Karanpura Development Co. Ltd. vs Commissioner of Income Tax, (1961)
The facts before the Supreme Court, in this case, were that the income had been received pursuant to the leasing of coal mining rights. The assessee company was incorporated with the object of acquiring and disposing of the underground coal mining rights in specific coal fields. It had limited its activities to procuring coal mining leases over large areas, developing them as coalfields and then sub-leasing them to collieries and other companies.
The taxpayer had shown the income as business income. The Supreme Court observed that the objective and the manner of its activities and the nature of its dealings with its properties need to be taken into account. Accordingly, it had held the income to be in the nature of business income for the above case and not as house property income.
Hence, the trend of judicial pronouncements and directions issued by the Central Board of Direct Taxes (CBDT) show that the authorities are now accepting that owning a property and renting it out may also be done as part of a business, besides as a mere owner of the property.

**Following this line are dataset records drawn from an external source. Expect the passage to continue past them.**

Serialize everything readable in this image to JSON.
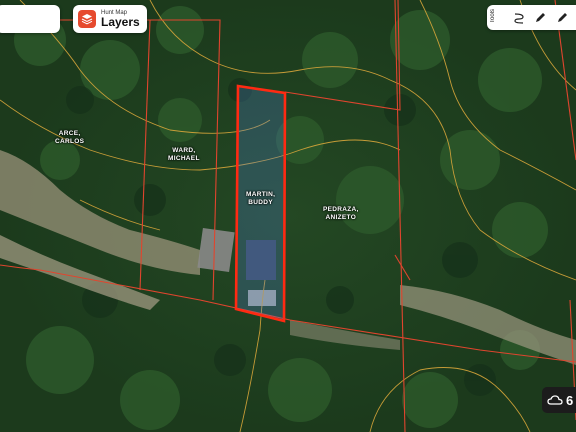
{
  "app": {
    "brand_small": "Hunt Map",
    "layers_label": "Layers"
  },
  "tools": {
    "label": "Tools",
    "icons": [
      "route-icon",
      "pencil-icon",
      "pencil-icon"
    ]
  },
  "parcels": [
    {
      "id": "arce",
      "owner": "ARCE,\nCARLOS"
    },
    {
      "id": "ward",
      "owner": "WARD,\nMICHAEL"
    },
    {
      "id": "martin",
      "owner": "MARTIN,\nBUDDY"
    },
    {
      "id": "pedraza",
      "owner": "PEDRAZA,\nANIZETO"
    }
  ],
  "weather": {
    "icon": "cloud-icon",
    "value": "6"
  },
  "colors": {
    "parcel_line": "#e0452e",
    "selected_parcel": "#ff2a12",
    "contour": "#d8a63a",
    "accent": "#e64a2e"
  }
}
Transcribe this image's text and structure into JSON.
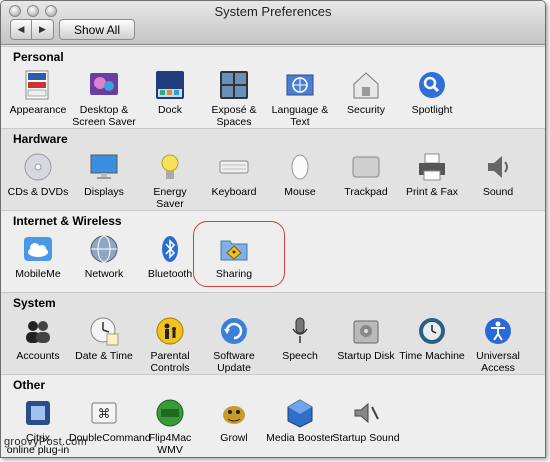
{
  "window": {
    "title": "System Preferences"
  },
  "toolbar": {
    "back": "◀",
    "forward": "▶",
    "show_all": "Show All"
  },
  "sections": {
    "personal": {
      "title": "Personal",
      "items": [
        {
          "label": "Appearance",
          "icon": "appearance-icon"
        },
        {
          "label": "Desktop &\nScreen Saver",
          "icon": "desktop-screensaver-icon"
        },
        {
          "label": "Dock",
          "icon": "dock-icon"
        },
        {
          "label": "Exposé &\nSpaces",
          "icon": "expose-spaces-icon"
        },
        {
          "label": "Language &\nText",
          "icon": "language-text-icon"
        },
        {
          "label": "Security",
          "icon": "security-icon"
        },
        {
          "label": "Spotlight",
          "icon": "spotlight-icon"
        }
      ]
    },
    "hardware": {
      "title": "Hardware",
      "items": [
        {
          "label": "CDs & DVDs",
          "icon": "cds-dvds-icon"
        },
        {
          "label": "Displays",
          "icon": "displays-icon"
        },
        {
          "label": "Energy\nSaver",
          "icon": "energy-saver-icon"
        },
        {
          "label": "Keyboard",
          "icon": "keyboard-icon"
        },
        {
          "label": "Mouse",
          "icon": "mouse-icon"
        },
        {
          "label": "Trackpad",
          "icon": "trackpad-icon"
        },
        {
          "label": "Print & Fax",
          "icon": "print-fax-icon"
        },
        {
          "label": "Sound",
          "icon": "sound-icon"
        }
      ]
    },
    "internet": {
      "title": "Internet & Wireless",
      "items": [
        {
          "label": "MobileMe",
          "icon": "mobileme-icon"
        },
        {
          "label": "Network",
          "icon": "network-icon"
        },
        {
          "label": "Bluetooth",
          "icon": "bluetooth-icon"
        },
        {
          "label": "Sharing",
          "icon": "sharing-icon"
        }
      ]
    },
    "system": {
      "title": "System",
      "items": [
        {
          "label": "Accounts",
          "icon": "accounts-icon"
        },
        {
          "label": "Date & Time",
          "icon": "date-time-icon"
        },
        {
          "label": "Parental\nControls",
          "icon": "parental-controls-icon"
        },
        {
          "label": "Software\nUpdate",
          "icon": "software-update-icon"
        },
        {
          "label": "Speech",
          "icon": "speech-icon"
        },
        {
          "label": "Startup Disk",
          "icon": "startup-disk-icon"
        },
        {
          "label": "Time Machine",
          "icon": "time-machine-icon"
        },
        {
          "label": "Universal\nAccess",
          "icon": "universal-access-icon"
        }
      ]
    },
    "other": {
      "title": "Other",
      "items": [
        {
          "label": "Citrix\nonline plug-in",
          "icon": "citrix-icon"
        },
        {
          "label": "DoubleCommand",
          "icon": "doublecommand-icon"
        },
        {
          "label": "Flip4Mac\nWMV",
          "icon": "flip4mac-icon"
        },
        {
          "label": "Growl",
          "icon": "growl-icon"
        },
        {
          "label": "Media Booster",
          "icon": "media-booster-icon"
        },
        {
          "label": "Startup Sound",
          "icon": "startup-sound-icon"
        }
      ]
    }
  },
  "watermark": "groovyPost.com"
}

The Hon’ble Supreme Court, in several cases, held that the deciding element is not the ownership of the property but the nature of the activity of the assessee and the nature of the operations concerning the same. Further, it has emphasized that for income to be characterized as business income, the activities actually carried out by the assessee need to be in line with its primary object, according to its constitution documents.
As seen above, in the case of Raj Dadarkar & Associates vs ACIT, Supreme Court held that apart from depending on the object clause, the assessee would be required to provide or refer any other material to show that the conduct of activities is as per its constitution documents. Therefore, reduced litigation is expected on this issue if taxpayers are able to provide factual material to prove that their activities are in the nature of their business and according to their constitution documents.
Moreover, the CBDT released circular no. 16/2017 on 25th April 2017, wherein it has been clarified that the income from renting out of premises/developed space with other facilities in an industrial park/ Special Economic Zone is to be leviable to tax under the head PGBP and has instructed the revenue department to not file any appeals on this matter and to withdraw/not press upon appeals already filed.
Another point worth noting here is that residential and commercial properties are treated in the same way from a tax perspective. The deciding factor is the main line of business of the owner, irrespective of the fact that whether the property is residential or commercial. If the individual is in the business of letting out property, then the rental income, even from the residential property, will be accounted for as a business income.
The Rental Income may only be considered under the head ‘Profits or Gains from Business or Profession’ if the person can substantiate that the same is in accordance with the firm’s primary objective from its constitution documents and conduct of activities.
Since it is mandatory to substantiate that the rental income is in accordance with the ancillary or the main objective of business, it is prudent for the individuals to consider the rental income under the head 'Income from House Property' if they are not having a business of a similar objective.
And if they wish to consider it as business income, they must have solid grounds and documentary evidence to substantiate that the rental income is in line with the ancillary/main objective of its business activity.
The above-discussed treatment is applicable to rental income from both residential and commercial properties in the same manner for the purpose of their classification.
The information given above is to provide a general guidance to the readers. This information should not be sought as a substitute for legal opinion.